Resources
Authors & Affiliations
Bahareh Tolooshams, Yuelin Shi, Anima Anandkumar, Doris Tsao
Abstract
An important open question in vision neuroscience is how the brain integrates prior knowledge with sensory data to perceive the world. The Bayesian brain hypothesis suggests that the brain performs posterior inference based on an internal model to construct representations that explain the stimulus. Indeed, there is support for this hypothesis in vision. Vision is not a passive process; rather, it actively recovers the features of an object from the signal cast on the retina. Even when faced with a cluttered scene of overlapping objects, the visual system quickly parses positional relationships and presents a coherent visual world. The goal of the visual system seems to be inferring the causes of any visual representation and conveying the most plausible hypothesis to our consciousness. While the literature offers substantial support for this generative-based inference hypothesis in the brain, there is a scarcity of deep generative-based learning approaches to study it. We propose studying vision through diffusion-based deep generative networks, which model the recurrent activity of neural circuits to sample from distributions.
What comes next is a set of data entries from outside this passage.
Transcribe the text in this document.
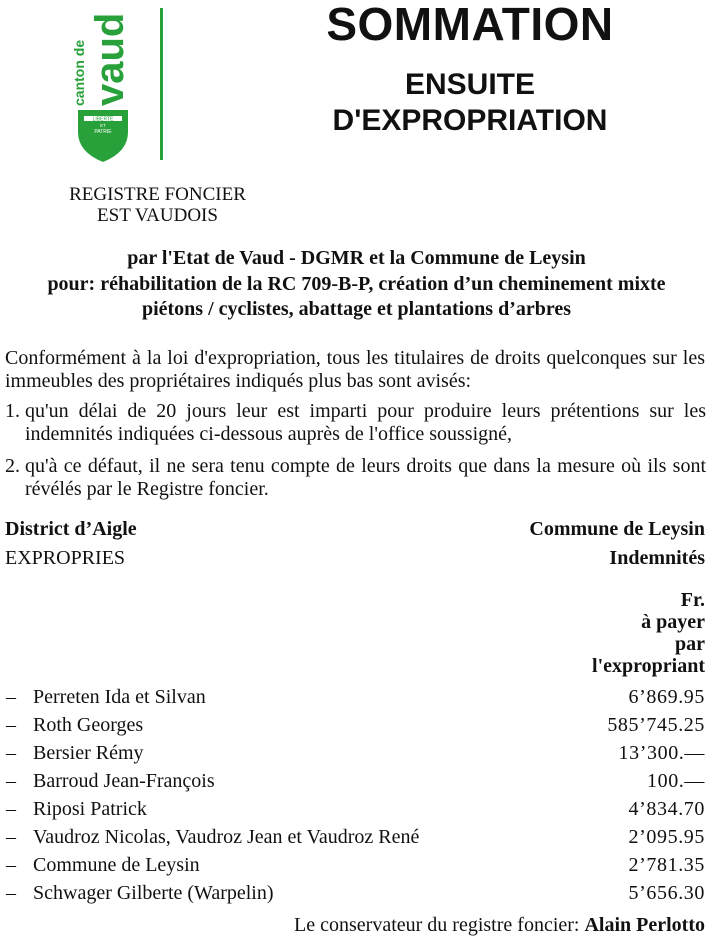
canton de vaud
LIBERTÉ
ET
PATRIE
SOMMATION
ENSUITE
D'EXPROPRIATION
REGISTRE FONCIER
EST VAUDOIS
par l'Etat de Vaud - DGMR et la Commune de Leysin
pour: réhabilitation de la RC 709-B-P, création d’un cheminement mixte
piétons / cyclistes, abattage et plantations d’arbres
Conformément à la loi d'expropriation, tous les titulaires de droits quelconques sur les immeubles des propriétaires indiqués plus bas sont avisés:
1. qu'un délai de 20 jours leur est imparti pour produire leurs prétentions sur les indemnités indiquées ci-dessous auprès de l'office soussigné,
2. qu'à ce défaut, il ne sera tenu compte de leurs droits que dans la mesure où ils sont révélés par le Registre foncier.
District d’Aigle	Commune de Leysin
EXPROPRIES	Indemnités
Fr.
à payer
par
l'expropriant
– Perreten Ida et Silvan	6’869.95
– Roth Georges	585’745.25
– Bersier Rémy	13’300.—
– Barroud Jean-François	100.—
– Riposi Patrick	4’834.70
– Vaudroz Nicolas, Vaudroz Jean et Vaudroz René	2’095.95
– Commune de Leysin	2’781.35
– Schwager Gilberte (Warpelin)	5’656.30
Le conservateur du registre foncier: Alain Perlotto
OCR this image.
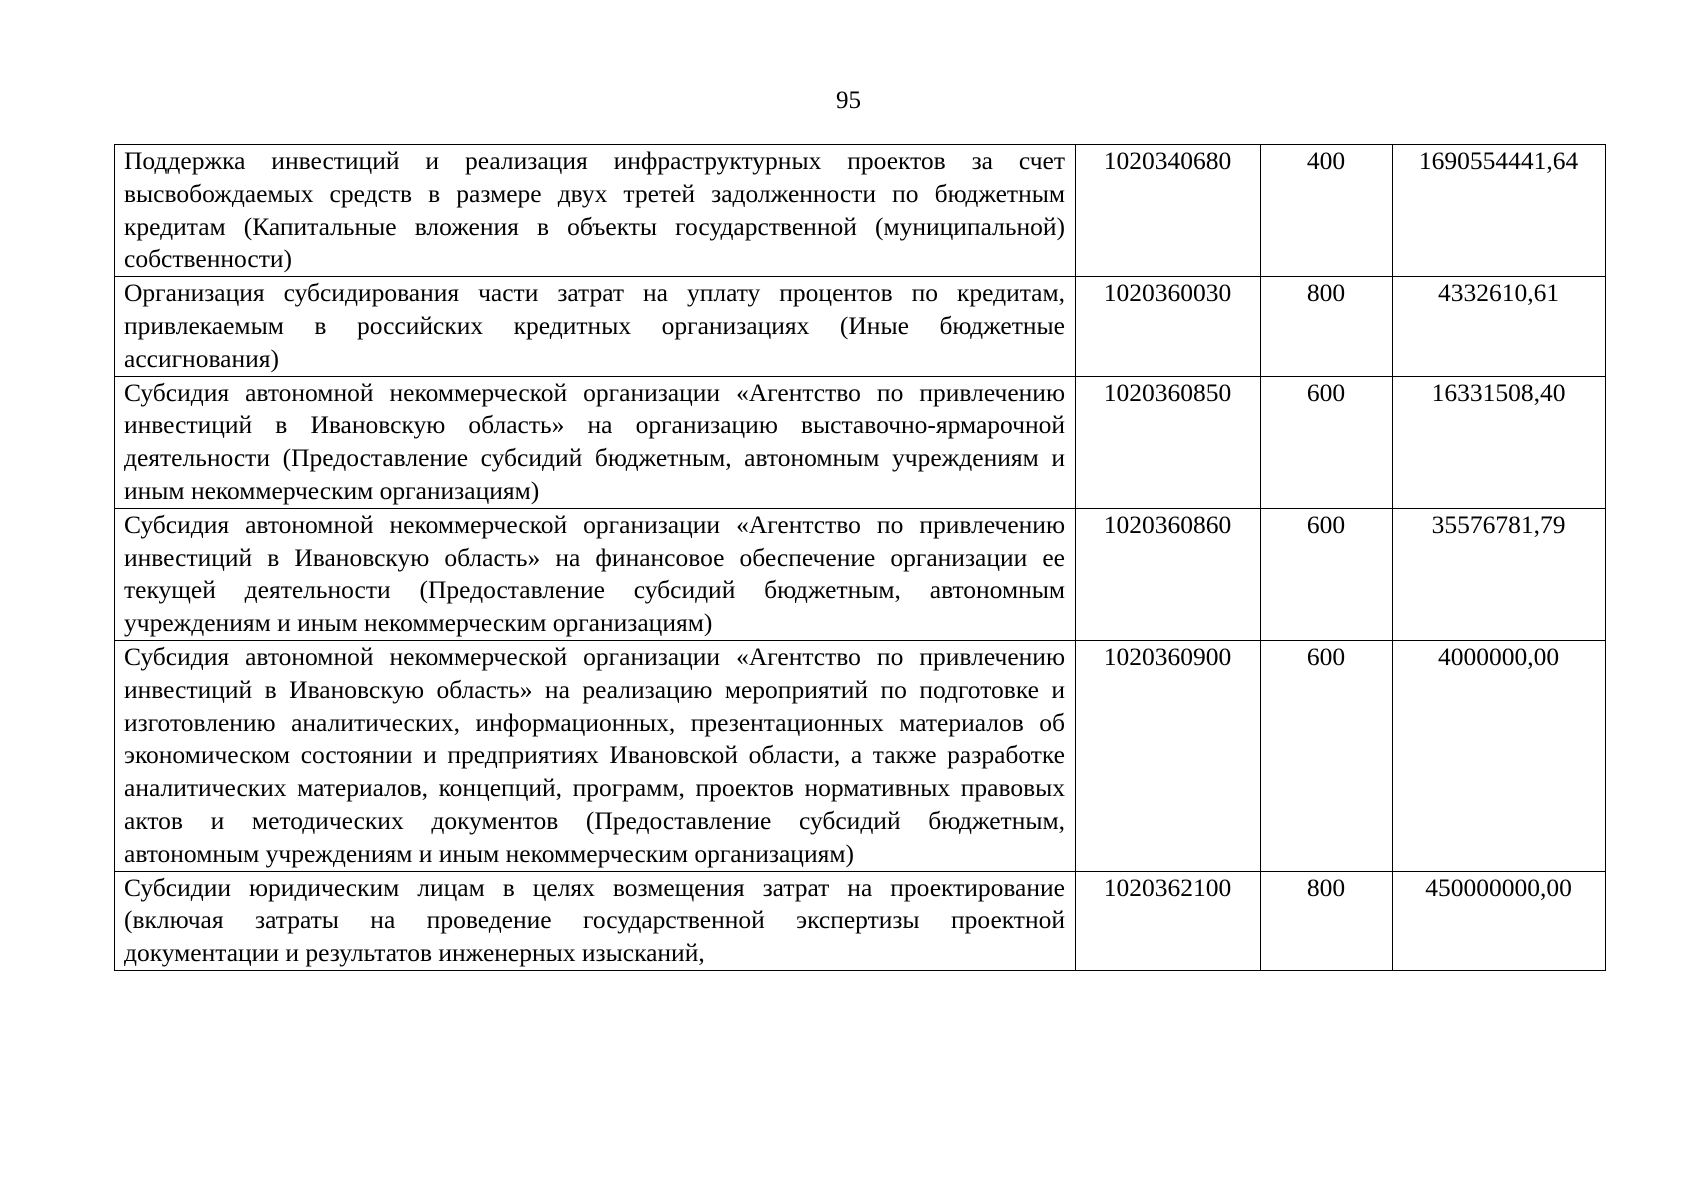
95
Поддержка инвестиций и реализация инфраструктурных проектов за счет высвобождаемых средств в размере двух третей задолженности по бюджетным кредитам (Капитальные вложения в объекты государственной (муниципальной) собственности)	1020340680	400	1690554441,64
Организация субсидирования части затрат на уплату процентов по кредитам, привлекаемым в российских кредитных организациях (Иные бюджетные ассигнования)	1020360030	800	4332610,61
Субсидия автономной некоммерческой организации «Агентство по привлечению инвестиций в Ивановскую область» на организацию выставочно-ярмарочной деятельности (Предоставление субсидий бюджетным, автономным учреждениям и иным некоммерческим организациям)	1020360850	600	16331508,40
Субсидия автономной некоммерческой организации «Агентство по привлечению инвестиций в Ивановскую область» на финансовое обеспечение организации ее текущей деятельности (Предоставление субсидий бюджетным, автономным учреждениям и иным некоммерческим организациям)	1020360860	600	35576781,79
Субсидия автономной некоммерческой организации «Агентство по привлечению инвестиций в Ивановскую область» на реализацию мероприятий по подготовке и изготовлению аналитических, информационных, презентационных материалов об экономическом состоянии и предприятиях Ивановской области, а также разработке аналитических материалов, концепций, программ, проектов нормативных правовых актов и методических документов (Предоставление субсидий бюджетным, автономным учреждениям и иным некоммерческим организациям)	1020360900	600	4000000,00
Субсидии юридическим лицам в целях возмещения затрат на проектирование (включая затраты на проведение государственной экспертизы проектной документации и результатов инженерных изысканий,	1020362100	800	450000000,00
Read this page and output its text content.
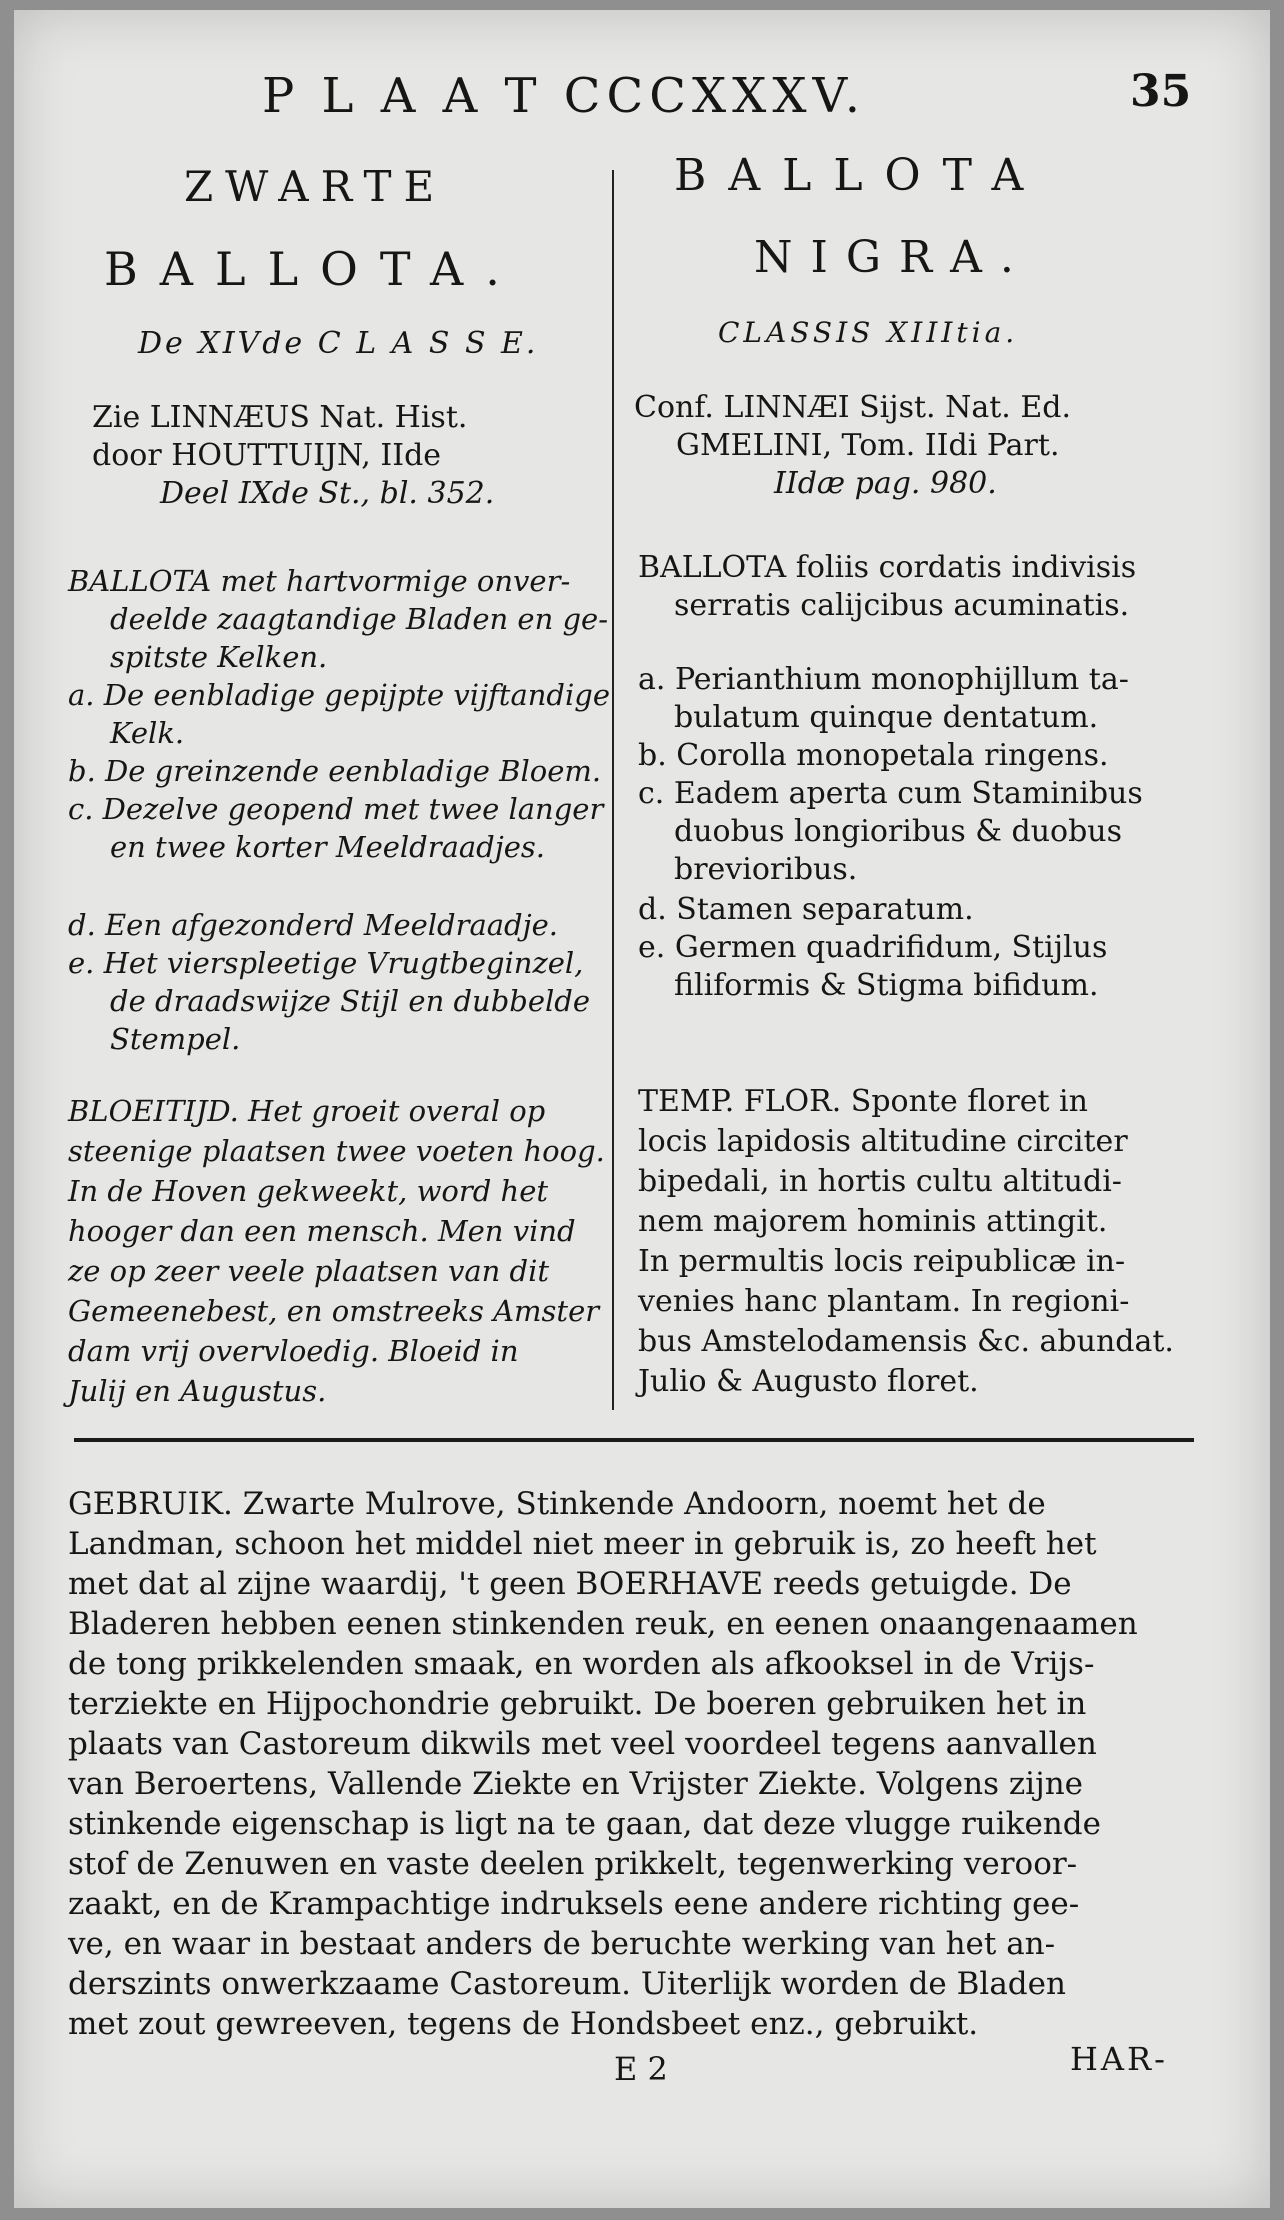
P L A A T CCCXXXV.	35
ZWARTE
BALLOTA.
De XIVde C L A S S E.
Zie LINNÆUS Nat. Hist.
door HOUTTUIJN, IIde
Deel IXde St., bl. 352.
BALLOTA met hartvormige onver-
deelde zaagtandige Bladen en ge-
spitste Kelken.
a. De eenbladige gepijpte vijftandige
Kelk.
b. De greinzende eenbladige Bloem.
c. Dezelve geopend met twee langer
en twee korter Meeldraadjes.
d. Een afgezonderd Meeldraadje.
e. Het vierspleetige Vrugtbeginzel,
de draadswijze Stijl en dubbelde
Stempel.
BLOEITIJD. Het groeit overal op
steenige plaatsen twee voeten hoog.
In de Hoven gekweekt, word het
hooger dan een mensch. Men vind
ze op zeer veele plaatsen van dit
Gemeenebest, en omstreeks Amster
dam vrij overvloedig. Bloeid in
Julij en Augustus.
BALLOTA
NIGRA.
CLASSIS XIIItia.
Conf. LINNÆI Sijst. Nat. Ed.
GMELINI, Tom. IIdi Part.
IIdæ pag. 980.
BALLOTA foliis cordatis indivisis
serratis calijcibus acuminatis.
a. Perianthium monophijllum ta-
bulatum quinque dentatum.
b. Corolla monopetala ringens.
c. Eadem aperta cum Staminibus
duobus longioribus & duobus
brevioribus.
d. Stamen separatum.
e. Germen quadrifidum, Stijlus
filiformis & Stigma bifidum.
TEMP. FLOR. Sponte floret in
locis lapidosis altitudine circiter
bipedali, in hortis cultu altitudi-
nem majorem hominis attingit.
In permultis locis reipublicæ in-
venies hanc plantam. In regioni-
bus Amstelodamensis &c. abundat.
Julio & Augusto floret.
GEBRUIK. Zwarte Mulrove, Stinkende Andoorn, noemt het de
Landman, schoon het middel niet meer in gebruik is, zo heeft het
met dat al zijne waardij, 't geen BOERHAVE reeds getuigde. De
Bladeren hebben eenen stinkenden reuk, en eenen onaangenaamen
de tong prikkelenden smaak, en worden als afkooksel in de Vrijs-
terziekte en Hijpochondrie gebruikt. De boeren gebruiken het in
plaats van Castoreum dikwils met veel voordeel tegens aanvallen
van Beroertens, Vallende Ziekte en Vrijster Ziekte. Volgens zijne
stinkende eigenschap is ligt na te gaan, dat deze vlugge ruikende
stof de Zenuwen en vaste deelen prikkelt, tegenwerking veroor-
zaakt, en de Krampachtige indruksels eene andere richting gee-
ve, en waar in bestaat anders de beruchte werking van het an-
derszints onwerkzaame Castoreum. Uiterlijk worden de Bladen
met zout gewreeven, tegens de Hondsbeet enz., gebruikt.
E 2	HAR-
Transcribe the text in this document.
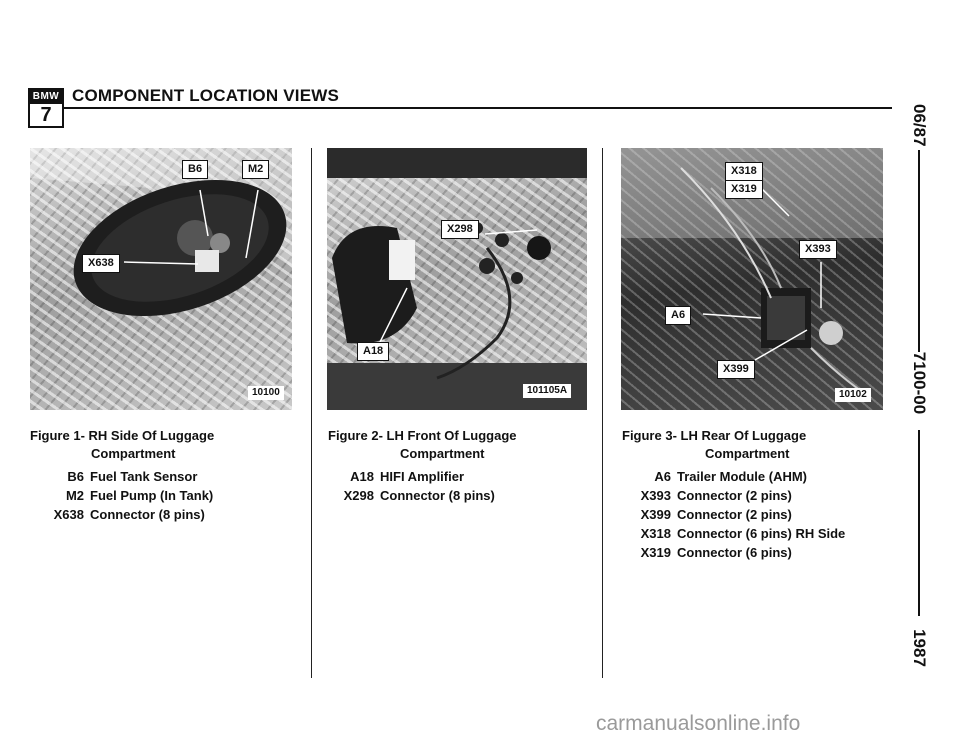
BMW
7
COMPONENT LOCATION VIEWS
B6	M2
X638
10100
X298
A18
101105A
X318
X319
X393
A6
X399
10102
Figure 1- RH Side Of Luggage
Compartment
Figure 2- LH Front Of Luggage
Compartment
Figure 3- LH Rear Of Luggage
Compartment
B6 Fuel Tank Sensor
M2 Fuel Pump (In Tank)
X638 Connector (8 pins)
A18 HIFI Amplifier
X298 Connector (8 pins)
A6 Trailer Module (AHM)
X393 Connector (2 pins)
X399 Connector (2 pins)
X318 Connector (6 pins) RH Side
X319 Connector (6 pins)
06/87
7100-00
1987
carmanualsonline.info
This approach a) provides temporal dynamics, b) uses a generative model to iteratively sample from a learned distribution of face images, and c) employs a feedback mechanism to correct neural representations and better explain sensory data. We explore how the brain removes degradations from occluded faces and discuss the role of feedback. Additionally, we draw parallels between artificial and biological neural dynamics in the Macaque face patch system in the inferotemporal cortex. For instance, degraded images, as opposed to clear face images, cause a delay in face cell responses; similarly, we observed that facial information in the artificial network's feedback is delayed when degradation is present. Our results aim to lay the foundation of brain studies with generative deep learning.